Oui, aventure étonnante que celle du "Timbre d'argent" dont les librettistes, Barbier et Carré, sont bien ceux du fameux "Faust" (autre opéra à tonalité fantastique) de Gounod. Le "Timbre d'argent" (1865) est d'un Saint-Saëns d'à peine trente ans qui n'a jamais écrit d'opéra; celui-ci lui est commandé par Léon Carvalho, le directeur du Théâtre-Lyrique. Mais Carvalho est un interventionniste notoire: il faut un rôle pour sa femme Caroline qui, en outre, excellente nageuse, plongera en scène dans un aquarium, en quête du fameux timbre, pendant que des "animaux féroces" (tigre, loup, dragon?) erreront sur la scène!
Carvalho met deux ans à écouter la partition, tergiverse, fait faillite, la guerre s'en mêle.

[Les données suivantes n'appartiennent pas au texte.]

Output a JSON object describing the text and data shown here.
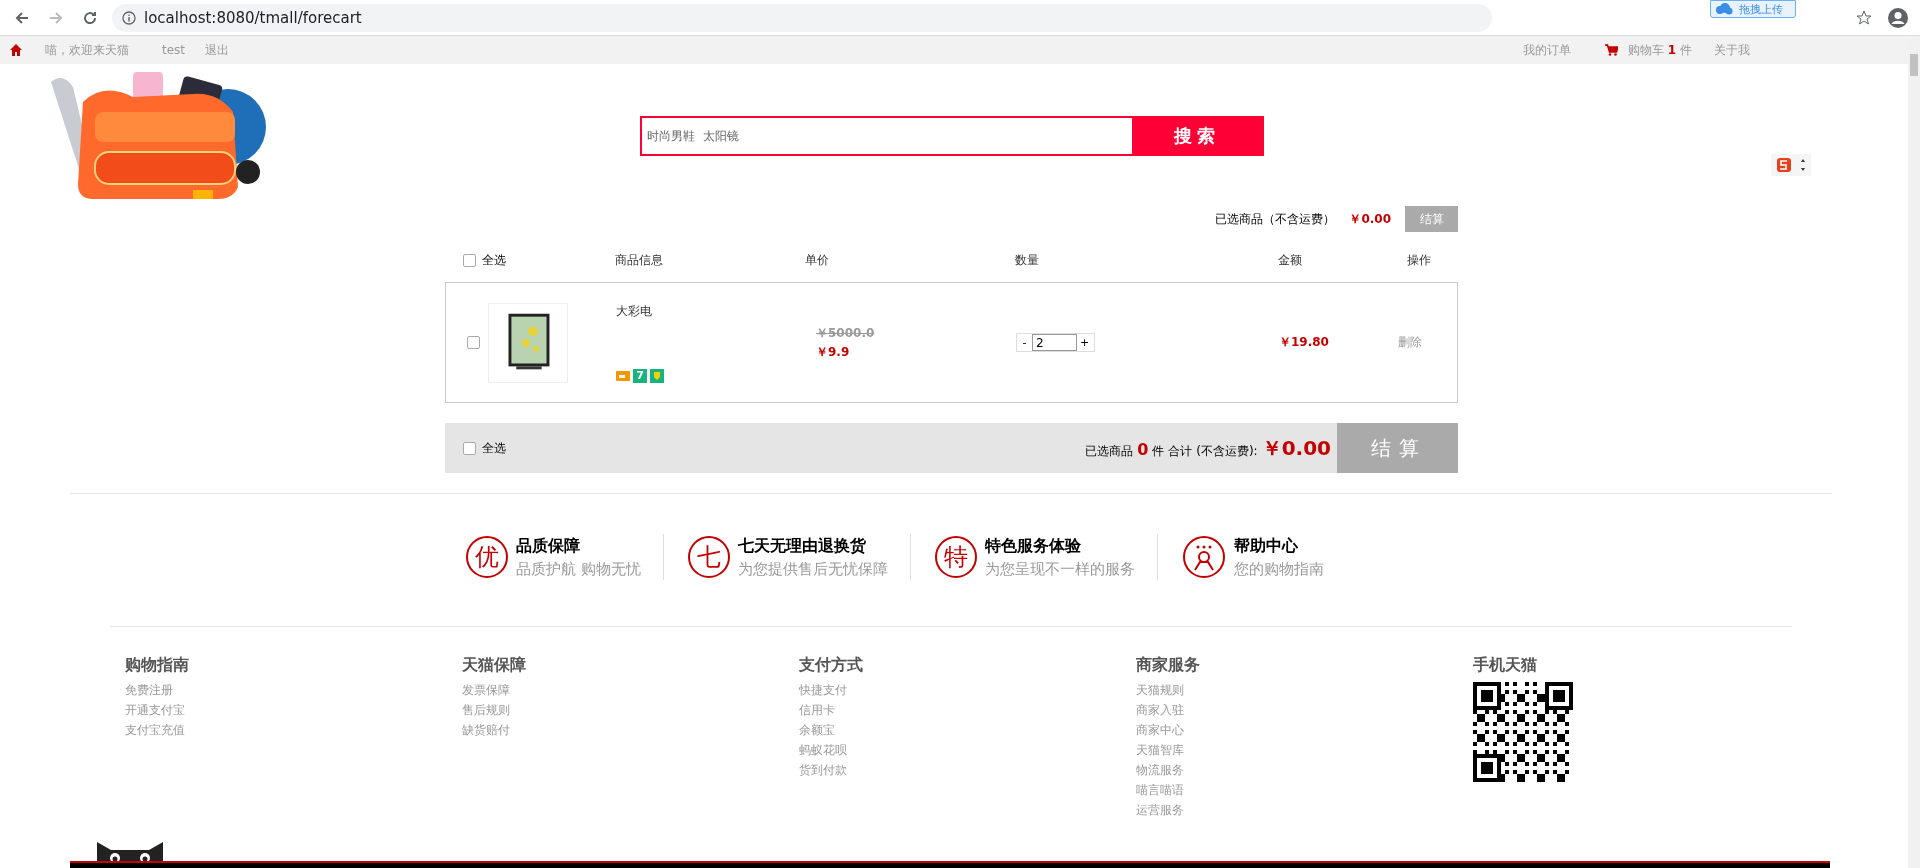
{
  "browser": {
    "url": "localhost:8080/tmall/forecart",
    "upload_widget": "拖拽上传"
  },
  "top_nav": {
    "left": [
      "喵，欢迎来天猫",
      "test",
      "退出"
    ],
    "my_orders": "我的订单",
    "cart_label": "购物车",
    "cart_count": "1",
    "cart_unit": "件",
    "about": "关于我"
  },
  "search": {
    "value": "时尚男鞋  太阳镜",
    "button": "搜索"
  },
  "cart": {
    "summary": {
      "label": "已选商品（不含运费）",
      "amount": "￥0.00",
      "button": "结算"
    },
    "select_all": {
      "label": "全选",
      "checked": false
    },
    "columns": [
      "商品信息",
      "单价",
      "数量",
      "金额",
      "操作"
    ],
    "items": [
      {
        "checked": false,
        "name": "大彩电",
        "badges": [
          {
            "kind": "card"
          },
          {
            "kind": "text",
            "text": "7"
          },
          {
            "kind": "shield"
          }
        ],
        "original_price": "￥5000.0",
        "price": "￥9.9",
        "minus": "-",
        "quantity": "2",
        "plus": "+",
        "subtotal": "￥19.80",
        "action": "删除"
      }
    ],
    "footer_bar": {
      "select_all": {
        "label": "全选",
        "checked": false
      },
      "selected_label": "已选商品",
      "count": "0",
      "unit": "件",
      "total_label": "合计 (不含运费):",
      "total": "￥0.00",
      "button": "结算"
    }
  },
  "services": [
    {
      "kind": "char",
      "icon": "优",
      "title": "品质保障",
      "subtitle": "品质护航 购物无忧"
    },
    {
      "kind": "char",
      "icon": "七",
      "title": "七天无理由退换货",
      "subtitle": "为您提供售后无忧保障"
    },
    {
      "kind": "char",
      "icon": "特",
      "title": "特色服务体验",
      "subtitle": "为您呈现不一样的服务"
    },
    {
      "kind": "person",
      "title": "帮助中心",
      "subtitle": "您的购物指南"
    }
  ],
  "footer": {
    "columns": [
      {
        "title": "购物指南",
        "links": [
          "免费注册",
          "开通支付宝",
          "支付宝充值"
        ]
      },
      {
        "title": "天猫保障",
        "links": [
          "发票保障",
          "售后规则",
          "缺货赔付"
        ]
      },
      {
        "title": "支付方式",
        "links": [
          "快捷支付",
          "信用卡",
          "余额宝",
          "蚂蚁花呗",
          "货到付款"
        ]
      },
      {
        "title": "商家服务",
        "links": [
          "天猫规则",
          "商家入驻",
          "商家中心",
          "天猫智库",
          "物流服务",
          "喵言喵语",
          "运营服务"
        ]
      }
    ],
    "app": {
      "title": "手机天猫"
    }
  }
}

Saint-Saëns travaille à d'autres compositions, le "Timbre d'argent" devient le projet feuilletonesque pour lequel se passionne toute la corporation musicale européenne, Gounod, Tchaïkowsky, Liszt! Enfin l'oeuvre est donnée... en 1877, c'en est déjà la quatrième mouture et elle est diversement reçue. Cahin-caha elle poursuit sa route jusqu'en 1914. Depuis, l'oubli! Oubli cependant injuste, même si "Le timbre d'argent" ne mérite évidemment ni la notoriété de "Carmen" ni même celle de Faust.

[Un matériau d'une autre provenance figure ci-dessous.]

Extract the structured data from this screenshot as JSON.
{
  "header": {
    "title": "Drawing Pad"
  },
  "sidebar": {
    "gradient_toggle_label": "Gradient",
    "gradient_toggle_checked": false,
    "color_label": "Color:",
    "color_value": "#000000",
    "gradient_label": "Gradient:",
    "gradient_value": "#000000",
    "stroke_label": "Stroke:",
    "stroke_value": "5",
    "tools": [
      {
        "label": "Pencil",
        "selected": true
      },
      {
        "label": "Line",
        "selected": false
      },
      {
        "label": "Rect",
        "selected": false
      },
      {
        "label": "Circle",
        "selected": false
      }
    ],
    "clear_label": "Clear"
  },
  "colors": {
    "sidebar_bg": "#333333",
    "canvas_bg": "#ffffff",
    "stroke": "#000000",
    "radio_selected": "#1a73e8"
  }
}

L'ARGENT MAUDIT DU JEUNE PEINTRE
Conrad est un peintre pauvre qui voudrait être riche. Atteint de la fièvre de l'or (au sens vrai), il est approché par le magicien Spiridion, qui prendra diverses apparences, lui offrant un timbre d'argent qui lui permettra la fortune, et la vision d'une sublime créature d'amour, Fiammetta, la danseuse, qu'il a peinte en Circé. Mais la fortune est au prix qu'à chaque poignée d'or, un de ses proches meurt aussitôt. Et Fiammetta, aux allures de Bohémienne libre (Carmen?), est aussi une manipulatrice, double féminin du diabolique magicien. Conseillé par son ami Bénédict, par la douce Hélène, qui l'aime et qu'il regarde à peine, Conrad va-t-il échapper à la pente fatale du mal et aux déclinaisons du malheur?

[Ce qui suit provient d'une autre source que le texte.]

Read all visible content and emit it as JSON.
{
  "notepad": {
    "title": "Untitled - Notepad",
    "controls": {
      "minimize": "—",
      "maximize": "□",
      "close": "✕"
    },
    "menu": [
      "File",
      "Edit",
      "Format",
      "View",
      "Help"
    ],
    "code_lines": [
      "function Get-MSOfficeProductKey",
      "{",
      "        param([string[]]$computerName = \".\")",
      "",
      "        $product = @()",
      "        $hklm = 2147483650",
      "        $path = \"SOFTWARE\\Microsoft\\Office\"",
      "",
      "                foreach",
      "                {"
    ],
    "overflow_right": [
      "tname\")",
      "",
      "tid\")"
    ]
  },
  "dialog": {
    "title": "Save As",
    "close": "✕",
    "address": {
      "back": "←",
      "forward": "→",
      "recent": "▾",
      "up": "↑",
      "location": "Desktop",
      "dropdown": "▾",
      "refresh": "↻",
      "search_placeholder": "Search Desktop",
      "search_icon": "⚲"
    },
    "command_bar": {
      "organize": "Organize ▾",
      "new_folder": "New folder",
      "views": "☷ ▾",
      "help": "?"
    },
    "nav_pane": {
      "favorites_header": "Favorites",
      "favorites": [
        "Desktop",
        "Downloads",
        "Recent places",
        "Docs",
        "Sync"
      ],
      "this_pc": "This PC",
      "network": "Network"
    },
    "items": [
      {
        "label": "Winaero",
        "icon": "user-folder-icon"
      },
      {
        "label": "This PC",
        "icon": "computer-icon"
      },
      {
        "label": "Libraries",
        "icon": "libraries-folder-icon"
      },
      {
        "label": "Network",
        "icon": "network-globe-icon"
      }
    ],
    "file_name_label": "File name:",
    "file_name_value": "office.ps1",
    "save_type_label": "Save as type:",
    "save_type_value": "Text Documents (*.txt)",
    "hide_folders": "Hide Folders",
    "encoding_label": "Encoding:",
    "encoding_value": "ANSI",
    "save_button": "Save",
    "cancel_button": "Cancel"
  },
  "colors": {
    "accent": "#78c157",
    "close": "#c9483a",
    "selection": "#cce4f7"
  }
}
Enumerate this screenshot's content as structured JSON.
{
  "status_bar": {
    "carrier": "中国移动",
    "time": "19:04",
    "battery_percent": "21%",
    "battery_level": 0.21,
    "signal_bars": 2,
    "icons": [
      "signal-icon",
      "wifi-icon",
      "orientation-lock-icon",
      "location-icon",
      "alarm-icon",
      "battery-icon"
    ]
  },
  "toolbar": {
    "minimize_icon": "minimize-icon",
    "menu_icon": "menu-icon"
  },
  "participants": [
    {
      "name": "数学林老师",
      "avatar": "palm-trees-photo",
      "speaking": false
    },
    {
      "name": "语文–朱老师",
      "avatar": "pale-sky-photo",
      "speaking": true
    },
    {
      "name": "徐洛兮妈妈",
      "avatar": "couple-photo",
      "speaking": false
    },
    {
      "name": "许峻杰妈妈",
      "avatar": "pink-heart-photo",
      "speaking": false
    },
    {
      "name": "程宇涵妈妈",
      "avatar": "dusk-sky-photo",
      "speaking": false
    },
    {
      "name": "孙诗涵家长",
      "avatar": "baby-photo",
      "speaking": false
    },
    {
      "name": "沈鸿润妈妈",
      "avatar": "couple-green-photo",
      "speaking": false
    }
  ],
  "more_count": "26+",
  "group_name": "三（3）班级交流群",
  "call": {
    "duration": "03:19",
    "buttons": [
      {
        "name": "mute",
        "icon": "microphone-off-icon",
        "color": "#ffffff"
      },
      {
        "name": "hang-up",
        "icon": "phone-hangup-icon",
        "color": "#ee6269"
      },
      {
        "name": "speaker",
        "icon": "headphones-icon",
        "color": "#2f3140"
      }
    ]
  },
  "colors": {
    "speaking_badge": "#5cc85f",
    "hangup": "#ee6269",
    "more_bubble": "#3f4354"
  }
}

L'on vous vend la mèche: oui. Après des péripéties un peu échevelées, de sorte qu'on ne s'ennuie pas du tout, si, un peu tout de même au début qui peine à démarrer. En outre, "Le timbre d'argent" a les qualités et les défauts d'un premier opéra qui, avec fougue et vaillance, part dans tous les sens; mais aussi toutes les qualités et les défauts de Saint-Saëns, ses admirateurs comme ses détracteurs y trouvant matière à s'écharper...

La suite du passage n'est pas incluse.